Should You Fire Your Doctor? The 3 Questions They Must Answer Correctly.

Newsflash: You can fire your doctor! You are paying them as an expert. And if they don’t fit the bill, then you can (and should!) walk out the door.

Should You Fire Your Doctor?

But how do you know if you have a good doctor? There is so much conflicting information floating around about health and fitness. And most Western doctors practice outdated medicine that basically involves writing prescriptions for symptoms instead of getting to the root of the problem.

In general, your doctor should be open to learning, provide plenty of time and attention for you, and also treat you as an individual instead of a statistic. You want to look for someone who is healthy themselves because if they don’t practice what they preach (or if they do, but what they preach is crap) then they aren’t qualified to be your expert.

How to Test Your Doctor

I want to prep you with a list of questions to give you clarity when choosing a doctor. Your life could depend on that person, so they need to be the right person.

Question #1: How does food and nutrition impact my health? Are you interested in my lifestyle?

Question #2: If what I’m telling you doesn’t match my lab test, what would you do?

Question #3: How are normal and optimal lab ranges different?

The Answer Key

If they fail any of these questions, fire them. How do you know if they fail? Let’s talk about the right answers you should hear:

Answer #1: Food and nutrition are completely linked to health. And your doctor should absolutely be interested in the other elements of your life including stress, sleep, and environmental toxin exposure.

We talk about this extensively around here, so this shouldn’t be a surprising right answer. However, most conventional doctors will tend to tell you that food has nothing to do with health. If you doctor tells you this, walk out.

Answer #2: What you tell me is more important than labs.

What is normal for you might not be statistically normal to people in general. What you tell your doctor should be the most important thing because you are the only one that lives in your body and knows what is normal for you. If you doctor dismisses what you have to say, say buh-bye.

Answer #3: Normal lab ranges are what we expect to get based on statistics. Being in a normal range doesn’t mean you feel normal and healthy. Optimal lab ranges will depend on you and where you should be.
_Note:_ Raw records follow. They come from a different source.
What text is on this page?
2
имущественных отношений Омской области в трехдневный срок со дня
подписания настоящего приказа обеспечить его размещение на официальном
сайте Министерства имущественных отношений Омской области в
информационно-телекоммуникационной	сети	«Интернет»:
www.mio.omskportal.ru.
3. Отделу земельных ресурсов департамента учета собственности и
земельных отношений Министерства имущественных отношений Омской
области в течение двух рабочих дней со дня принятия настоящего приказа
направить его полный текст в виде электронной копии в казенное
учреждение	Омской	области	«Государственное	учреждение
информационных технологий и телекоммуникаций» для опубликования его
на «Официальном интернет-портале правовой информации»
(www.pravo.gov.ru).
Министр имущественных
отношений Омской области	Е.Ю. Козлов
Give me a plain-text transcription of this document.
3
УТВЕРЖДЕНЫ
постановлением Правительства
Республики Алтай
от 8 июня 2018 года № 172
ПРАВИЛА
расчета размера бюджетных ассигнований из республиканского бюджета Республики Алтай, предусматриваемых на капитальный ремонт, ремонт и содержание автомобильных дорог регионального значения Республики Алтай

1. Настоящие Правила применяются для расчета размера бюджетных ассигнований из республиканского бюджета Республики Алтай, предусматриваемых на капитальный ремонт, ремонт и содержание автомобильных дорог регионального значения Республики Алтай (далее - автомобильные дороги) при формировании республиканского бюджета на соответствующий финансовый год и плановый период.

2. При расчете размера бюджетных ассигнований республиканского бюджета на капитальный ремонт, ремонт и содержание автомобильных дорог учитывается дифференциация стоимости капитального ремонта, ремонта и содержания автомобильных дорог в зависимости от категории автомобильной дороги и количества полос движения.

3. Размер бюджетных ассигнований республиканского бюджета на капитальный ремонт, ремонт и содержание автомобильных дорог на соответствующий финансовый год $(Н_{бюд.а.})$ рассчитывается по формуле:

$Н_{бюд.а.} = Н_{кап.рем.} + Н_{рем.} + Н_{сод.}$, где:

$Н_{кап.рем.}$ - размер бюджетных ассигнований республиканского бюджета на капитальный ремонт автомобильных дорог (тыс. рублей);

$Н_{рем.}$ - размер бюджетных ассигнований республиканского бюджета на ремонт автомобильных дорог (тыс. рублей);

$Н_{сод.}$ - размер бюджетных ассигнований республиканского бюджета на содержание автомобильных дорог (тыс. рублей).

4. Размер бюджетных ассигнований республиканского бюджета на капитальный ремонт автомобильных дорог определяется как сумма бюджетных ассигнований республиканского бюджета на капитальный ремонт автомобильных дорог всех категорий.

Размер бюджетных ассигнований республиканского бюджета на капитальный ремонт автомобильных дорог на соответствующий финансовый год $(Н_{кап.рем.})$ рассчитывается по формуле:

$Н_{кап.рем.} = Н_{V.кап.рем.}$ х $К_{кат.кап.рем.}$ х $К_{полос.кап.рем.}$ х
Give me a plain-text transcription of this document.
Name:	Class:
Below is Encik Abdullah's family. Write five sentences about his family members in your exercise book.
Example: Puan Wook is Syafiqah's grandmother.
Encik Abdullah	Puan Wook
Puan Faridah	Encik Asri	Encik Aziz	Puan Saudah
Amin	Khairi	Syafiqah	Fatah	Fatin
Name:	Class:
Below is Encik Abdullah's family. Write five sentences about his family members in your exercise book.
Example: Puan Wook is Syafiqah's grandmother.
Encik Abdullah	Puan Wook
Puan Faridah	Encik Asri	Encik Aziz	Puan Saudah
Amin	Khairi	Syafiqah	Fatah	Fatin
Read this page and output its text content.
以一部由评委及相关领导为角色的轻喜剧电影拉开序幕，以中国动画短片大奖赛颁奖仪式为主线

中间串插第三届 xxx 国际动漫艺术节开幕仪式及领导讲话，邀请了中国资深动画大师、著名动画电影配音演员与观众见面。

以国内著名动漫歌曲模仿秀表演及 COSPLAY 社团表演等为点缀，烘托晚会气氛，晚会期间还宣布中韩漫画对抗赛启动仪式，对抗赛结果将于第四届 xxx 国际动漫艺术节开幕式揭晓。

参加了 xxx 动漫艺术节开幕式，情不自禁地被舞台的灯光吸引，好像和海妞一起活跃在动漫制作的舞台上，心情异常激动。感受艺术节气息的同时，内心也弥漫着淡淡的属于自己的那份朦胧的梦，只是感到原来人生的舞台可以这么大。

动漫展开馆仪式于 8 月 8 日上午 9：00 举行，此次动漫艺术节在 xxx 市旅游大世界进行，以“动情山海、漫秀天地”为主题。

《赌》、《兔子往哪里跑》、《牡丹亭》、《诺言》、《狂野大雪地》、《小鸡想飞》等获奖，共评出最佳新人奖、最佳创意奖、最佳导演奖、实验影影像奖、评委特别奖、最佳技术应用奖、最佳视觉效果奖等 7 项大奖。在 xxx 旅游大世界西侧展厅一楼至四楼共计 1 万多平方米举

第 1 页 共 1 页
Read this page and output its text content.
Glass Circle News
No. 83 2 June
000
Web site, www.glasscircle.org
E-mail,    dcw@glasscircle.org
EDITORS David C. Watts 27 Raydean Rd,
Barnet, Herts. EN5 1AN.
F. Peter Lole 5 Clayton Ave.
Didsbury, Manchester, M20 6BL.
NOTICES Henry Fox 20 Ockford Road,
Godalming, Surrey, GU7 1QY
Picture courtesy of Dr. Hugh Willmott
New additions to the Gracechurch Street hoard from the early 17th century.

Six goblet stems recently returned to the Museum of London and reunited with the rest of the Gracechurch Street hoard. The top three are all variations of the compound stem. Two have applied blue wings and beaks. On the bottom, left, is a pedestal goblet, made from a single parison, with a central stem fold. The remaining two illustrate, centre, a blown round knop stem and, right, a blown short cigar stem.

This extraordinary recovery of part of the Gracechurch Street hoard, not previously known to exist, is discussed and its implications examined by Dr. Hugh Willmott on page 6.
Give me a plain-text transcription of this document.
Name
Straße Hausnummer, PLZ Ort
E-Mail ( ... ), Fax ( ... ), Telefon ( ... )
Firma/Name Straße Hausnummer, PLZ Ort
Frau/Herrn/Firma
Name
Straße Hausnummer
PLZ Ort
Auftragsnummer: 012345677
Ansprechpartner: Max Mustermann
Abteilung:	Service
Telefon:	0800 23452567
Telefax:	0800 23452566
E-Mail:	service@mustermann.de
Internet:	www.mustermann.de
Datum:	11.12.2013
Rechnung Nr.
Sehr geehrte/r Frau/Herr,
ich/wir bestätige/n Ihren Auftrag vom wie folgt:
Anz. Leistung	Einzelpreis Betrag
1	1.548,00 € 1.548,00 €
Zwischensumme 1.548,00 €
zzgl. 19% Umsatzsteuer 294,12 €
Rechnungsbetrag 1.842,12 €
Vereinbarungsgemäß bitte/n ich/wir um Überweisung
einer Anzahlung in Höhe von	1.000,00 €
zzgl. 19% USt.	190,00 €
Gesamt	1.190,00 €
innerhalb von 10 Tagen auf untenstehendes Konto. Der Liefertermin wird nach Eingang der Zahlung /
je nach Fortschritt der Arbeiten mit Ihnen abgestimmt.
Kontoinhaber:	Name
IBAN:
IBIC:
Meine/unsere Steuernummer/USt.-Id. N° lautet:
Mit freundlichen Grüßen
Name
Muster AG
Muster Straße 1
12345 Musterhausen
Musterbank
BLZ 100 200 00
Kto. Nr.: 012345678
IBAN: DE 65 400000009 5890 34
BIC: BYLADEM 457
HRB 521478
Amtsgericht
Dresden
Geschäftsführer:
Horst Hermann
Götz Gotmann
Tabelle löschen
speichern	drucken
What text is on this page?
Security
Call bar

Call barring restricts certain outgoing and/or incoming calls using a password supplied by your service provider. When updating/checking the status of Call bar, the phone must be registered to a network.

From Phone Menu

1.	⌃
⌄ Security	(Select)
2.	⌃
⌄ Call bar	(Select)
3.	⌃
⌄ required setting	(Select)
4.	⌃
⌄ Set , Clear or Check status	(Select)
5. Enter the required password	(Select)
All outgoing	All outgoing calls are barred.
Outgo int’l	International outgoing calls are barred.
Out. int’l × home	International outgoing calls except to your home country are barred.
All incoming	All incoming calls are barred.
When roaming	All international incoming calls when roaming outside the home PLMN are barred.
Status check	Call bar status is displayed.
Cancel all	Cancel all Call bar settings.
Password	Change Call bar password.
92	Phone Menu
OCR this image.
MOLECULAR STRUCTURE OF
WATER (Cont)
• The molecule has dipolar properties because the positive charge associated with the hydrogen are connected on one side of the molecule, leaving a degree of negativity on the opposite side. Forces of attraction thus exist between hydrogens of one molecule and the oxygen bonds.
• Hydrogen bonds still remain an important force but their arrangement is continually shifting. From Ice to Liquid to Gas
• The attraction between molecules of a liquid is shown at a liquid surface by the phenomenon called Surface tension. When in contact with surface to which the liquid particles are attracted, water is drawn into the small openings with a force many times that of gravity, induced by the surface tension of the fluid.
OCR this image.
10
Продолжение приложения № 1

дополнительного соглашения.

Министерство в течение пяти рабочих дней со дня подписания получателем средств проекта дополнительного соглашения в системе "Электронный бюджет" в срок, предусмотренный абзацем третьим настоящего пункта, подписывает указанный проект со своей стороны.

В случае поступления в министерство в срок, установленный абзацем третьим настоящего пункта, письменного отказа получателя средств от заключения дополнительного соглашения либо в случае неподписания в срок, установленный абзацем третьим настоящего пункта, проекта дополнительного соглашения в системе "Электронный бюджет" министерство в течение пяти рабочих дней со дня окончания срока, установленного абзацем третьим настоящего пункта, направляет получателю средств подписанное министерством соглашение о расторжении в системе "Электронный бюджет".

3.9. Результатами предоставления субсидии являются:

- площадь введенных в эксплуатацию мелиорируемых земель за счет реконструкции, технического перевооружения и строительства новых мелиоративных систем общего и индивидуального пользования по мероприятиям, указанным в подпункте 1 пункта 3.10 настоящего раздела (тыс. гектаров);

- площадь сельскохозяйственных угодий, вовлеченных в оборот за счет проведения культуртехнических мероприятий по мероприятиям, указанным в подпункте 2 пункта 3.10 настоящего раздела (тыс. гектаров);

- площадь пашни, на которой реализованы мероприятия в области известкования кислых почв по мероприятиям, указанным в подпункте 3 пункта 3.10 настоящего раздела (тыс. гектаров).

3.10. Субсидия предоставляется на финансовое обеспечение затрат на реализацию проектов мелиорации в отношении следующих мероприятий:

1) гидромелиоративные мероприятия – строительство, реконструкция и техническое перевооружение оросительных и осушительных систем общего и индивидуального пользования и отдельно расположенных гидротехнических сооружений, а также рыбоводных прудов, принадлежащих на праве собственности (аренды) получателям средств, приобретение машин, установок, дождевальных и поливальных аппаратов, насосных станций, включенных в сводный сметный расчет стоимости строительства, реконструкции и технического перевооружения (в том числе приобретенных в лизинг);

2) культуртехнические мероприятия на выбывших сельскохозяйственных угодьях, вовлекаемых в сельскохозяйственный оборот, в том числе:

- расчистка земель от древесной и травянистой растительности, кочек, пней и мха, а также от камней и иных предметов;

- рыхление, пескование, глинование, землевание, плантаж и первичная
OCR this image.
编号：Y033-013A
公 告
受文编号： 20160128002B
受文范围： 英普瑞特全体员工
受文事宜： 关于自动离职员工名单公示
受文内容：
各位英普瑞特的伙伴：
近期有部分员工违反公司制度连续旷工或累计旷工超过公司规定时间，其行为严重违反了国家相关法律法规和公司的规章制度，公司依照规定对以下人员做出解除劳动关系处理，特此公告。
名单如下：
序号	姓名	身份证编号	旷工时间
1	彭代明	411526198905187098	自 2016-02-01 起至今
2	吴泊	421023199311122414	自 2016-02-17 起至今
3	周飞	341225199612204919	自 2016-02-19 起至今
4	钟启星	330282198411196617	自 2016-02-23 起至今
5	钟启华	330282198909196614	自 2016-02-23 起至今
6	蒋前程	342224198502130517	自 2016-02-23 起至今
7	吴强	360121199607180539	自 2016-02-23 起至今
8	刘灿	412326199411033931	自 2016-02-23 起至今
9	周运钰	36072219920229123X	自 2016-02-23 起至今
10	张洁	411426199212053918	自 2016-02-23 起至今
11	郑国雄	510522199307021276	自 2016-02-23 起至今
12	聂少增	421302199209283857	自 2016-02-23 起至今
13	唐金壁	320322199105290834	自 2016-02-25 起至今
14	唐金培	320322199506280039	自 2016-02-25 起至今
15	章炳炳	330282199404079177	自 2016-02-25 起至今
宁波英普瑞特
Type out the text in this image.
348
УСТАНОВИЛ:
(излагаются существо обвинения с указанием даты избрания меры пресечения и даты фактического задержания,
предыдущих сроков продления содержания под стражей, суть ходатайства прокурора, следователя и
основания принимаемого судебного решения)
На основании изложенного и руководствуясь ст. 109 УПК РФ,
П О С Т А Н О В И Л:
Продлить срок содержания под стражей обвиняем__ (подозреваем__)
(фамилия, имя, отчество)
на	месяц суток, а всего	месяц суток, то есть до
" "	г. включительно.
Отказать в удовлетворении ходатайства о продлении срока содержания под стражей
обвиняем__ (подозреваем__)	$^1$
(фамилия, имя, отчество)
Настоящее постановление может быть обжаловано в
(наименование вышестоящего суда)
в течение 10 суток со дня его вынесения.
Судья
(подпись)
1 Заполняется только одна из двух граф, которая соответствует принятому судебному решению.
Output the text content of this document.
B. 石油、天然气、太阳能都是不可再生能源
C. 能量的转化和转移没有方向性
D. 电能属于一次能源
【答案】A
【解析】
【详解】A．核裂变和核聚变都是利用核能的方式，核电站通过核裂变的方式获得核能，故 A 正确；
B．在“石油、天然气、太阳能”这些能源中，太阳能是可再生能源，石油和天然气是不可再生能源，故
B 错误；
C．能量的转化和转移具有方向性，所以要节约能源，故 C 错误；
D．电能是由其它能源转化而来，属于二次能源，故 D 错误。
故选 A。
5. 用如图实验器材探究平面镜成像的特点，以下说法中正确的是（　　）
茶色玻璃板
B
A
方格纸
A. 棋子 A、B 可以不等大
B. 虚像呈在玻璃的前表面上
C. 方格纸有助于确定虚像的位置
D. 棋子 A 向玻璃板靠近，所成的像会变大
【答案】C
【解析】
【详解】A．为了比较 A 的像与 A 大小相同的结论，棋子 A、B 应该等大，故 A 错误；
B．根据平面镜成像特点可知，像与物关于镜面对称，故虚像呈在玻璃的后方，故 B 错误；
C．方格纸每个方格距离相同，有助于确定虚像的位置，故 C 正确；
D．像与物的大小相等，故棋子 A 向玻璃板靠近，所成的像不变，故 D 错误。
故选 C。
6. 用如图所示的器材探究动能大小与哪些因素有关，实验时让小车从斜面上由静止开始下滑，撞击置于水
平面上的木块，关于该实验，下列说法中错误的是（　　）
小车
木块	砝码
My mom has dealt with this one. She’s been told by doctors that because her hormone panels are normal, her symptoms are “normal” for her age and that she’s health. False. Having normal labs does not necessarily mean that they are normal for you. You want to get optimal lab results specific to you as an individual, and your doctor should be open to working with you to get you to your best.

Your Body Knows Best

Ultimately, your body is the best doctor. If something is wrong, it will tell you. You just have to learn how to read the signals and symptoms. Find a doctor that respects you and your body. That listens to what you have to say. And understands that you are an individual. Nobody else will have the exact same set of environmental conditions, nutritional requirements, lab results, and toxic load. You are completely unique, so your healthcare must also be unique to you. If they don’t get on board, fire your doctor.